Some might call it a mini-miracle when a group of conservative and liberal lawmakers came to an agreement regarding the ethanol tax credit. Others — especially those among us who think ethanol the greatest hope to slingshot our way to greater energy independence — regard the two sides agreement regarding the tax credit as a potential disaster.

The conservative and liberal think-alikes want to kill the ethanol tax credit for different reasons. The liberals say that ethanol, at best, is environmentally neutral. The conservatives argue is that the tax credit is a waste of taxpayer dollars and that it is beyond time for ethanol to sink or swim on its own merits.

Their positions on the issue are deeply flawed and we suspect the Big Oil movers-and-shakers may have convinced them based on their well-oiled propaganda machine. Big Oil is awash in billions of subsidies of their own, which makes the conservative position hard to defend unless they go after those incentives. Liberals have never liked the ethanol tax credit, basing their opposition to outdated information that ignores new technology that makes the ethanol production industry much more efficient than it used to be. They also say that ethanol production takes acres away from food production, thus driving up food costs for those who can least afford it — the growing number of poor people within our own country.

At least the Senate provides a glimmer of hope. The compromise reached on the Bush-era tax cuts also includes an extension of the tax credit for ethanol use.

The tax credit, at the current rate of 45 cents per gallon, would be extended at least through 2011. Almost as good, the legislation extends the offsetting tariff on imported ethanol through the end of next year. It, too, will expire on Jan. 1 if no action is taken. The agriculture community certainly doesn't need an influx of foreign-produced ethanol at this point.


The conservatives and liberals who want to end the tax credit are clearly wrong.

It remains needed to help along the continued development and growth of the ethanol industry.

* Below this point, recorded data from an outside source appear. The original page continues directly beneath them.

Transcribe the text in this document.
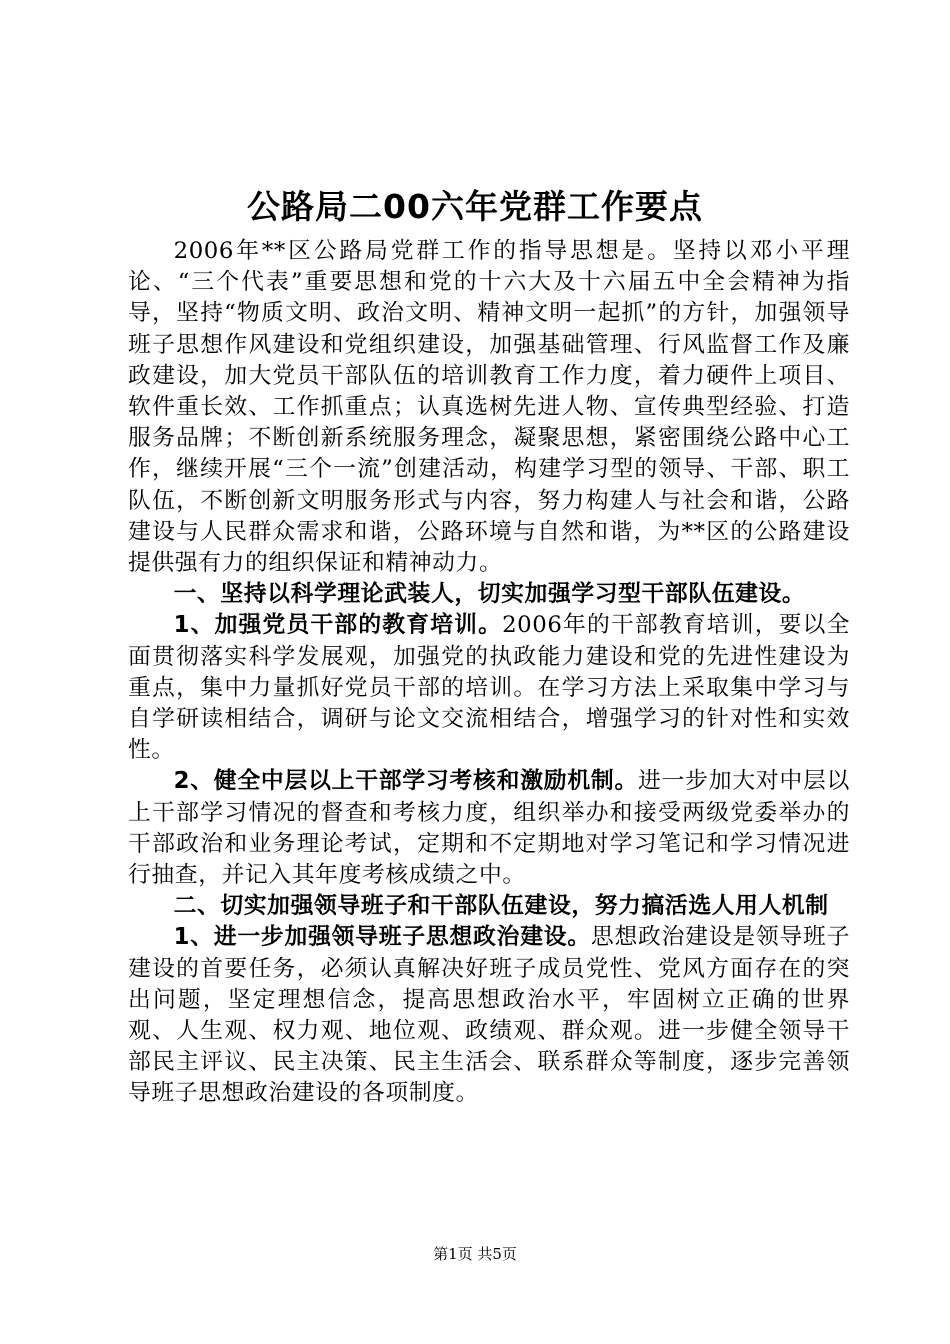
公路局二00六年党群工作要点

2006年**区公路局党群工作的指导思想是。坚持以邓小平理论、“三个代表”重要思想和党的十六大及十六届五中全会精神为指导，坚持“物质文明、政治文明、精神文明一起抓”的方针，加强领导班子思想作风建设和党组织建设，加强基础管理、行风监督工作及廉政建设，加大党员干部队伍的培训教育工作力度，着力硬件上项目、软件重长效、工作抓重点；认真选树先进人物、宣传典型经验、打造服务品牌；不断创新系统服务理念，凝聚思想，紧密围绕公路中心工作，继续开展“三个一流”创建活动，构建学习型的领导、干部、职工队伍，不断创新文明服务形式与内容，努力构建人与社会和谐，公路建设与人民群众需求和谐，公路环境与自然和谐，为**区的公路建设提供强有力的组织保证和精神动力。

一、坚持以科学理论武装人，切实加强学习型干部队伍建设。

1、加强党员干部的教育培训。2006年的干部教育培训，要以全面贯彻落实科学发展观，加强党的执政能力建设和党的先进性建设为重点，集中力量抓好党员干部的培训。在学习方法上采取集中学习与自学研读相结合，调研与论文交流相结合，增强学习的针对性和实效性。

2、健全中层以上干部学习考核和激励机制。进一步加大对中层以上干部学习情况的督查和考核力度，组织举办和接受两级党委举办的干部政治和业务理论考试，定期和不定期地对学习笔记和学习情况进行抽查，并记入其年度考核成绩之中。

二、切实加强领导班子和干部队伍建设，努力搞活选人用人机制

1、进一步加强领导班子思想政治建设。思想政治建设是领导班子建设的首要任务，必须认真解决好班子成员党性、党风方面存在的突出问题，坚定理想信念，提高思想政治水平，牢固树立正确的世界观、人生观、权力观、地位观、政绩观、群众观。进一步健全领导干部民主评议、民主决策、民主生活会、联系群众等制度，逐步完善领导班子思想政治建设的各项制度。

第1页 共5页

For better or worse, ethanol remains the No. 1 economic engine that can help rebuild rural economies. Ethanol plants, if they are owned by farmers and their profits kept within the community, add vitality to communities who have seen their fortunes decline with the loss of family farmers.

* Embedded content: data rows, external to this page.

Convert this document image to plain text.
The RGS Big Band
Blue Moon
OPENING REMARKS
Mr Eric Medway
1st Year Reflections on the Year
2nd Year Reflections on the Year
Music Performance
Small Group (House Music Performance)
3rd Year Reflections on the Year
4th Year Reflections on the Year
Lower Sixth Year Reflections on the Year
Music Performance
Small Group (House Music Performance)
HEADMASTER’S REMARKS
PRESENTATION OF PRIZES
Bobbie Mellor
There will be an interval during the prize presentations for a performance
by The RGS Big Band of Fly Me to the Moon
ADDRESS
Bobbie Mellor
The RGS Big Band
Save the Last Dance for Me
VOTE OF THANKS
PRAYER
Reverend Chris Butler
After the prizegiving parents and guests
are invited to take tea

Clearly, the United States must move away from fossil fuel dependence. The continued dependence on foreign oil is a disaster for our economy and our future. The environment benefits from ethanol and the second-generation sources that are following it. We cannot take a step back on our energy policy, especially not now that the entire economy is in such a fragile state.

We need smart energy policy from Washington, and that clearly is what the ethanol tax credit is.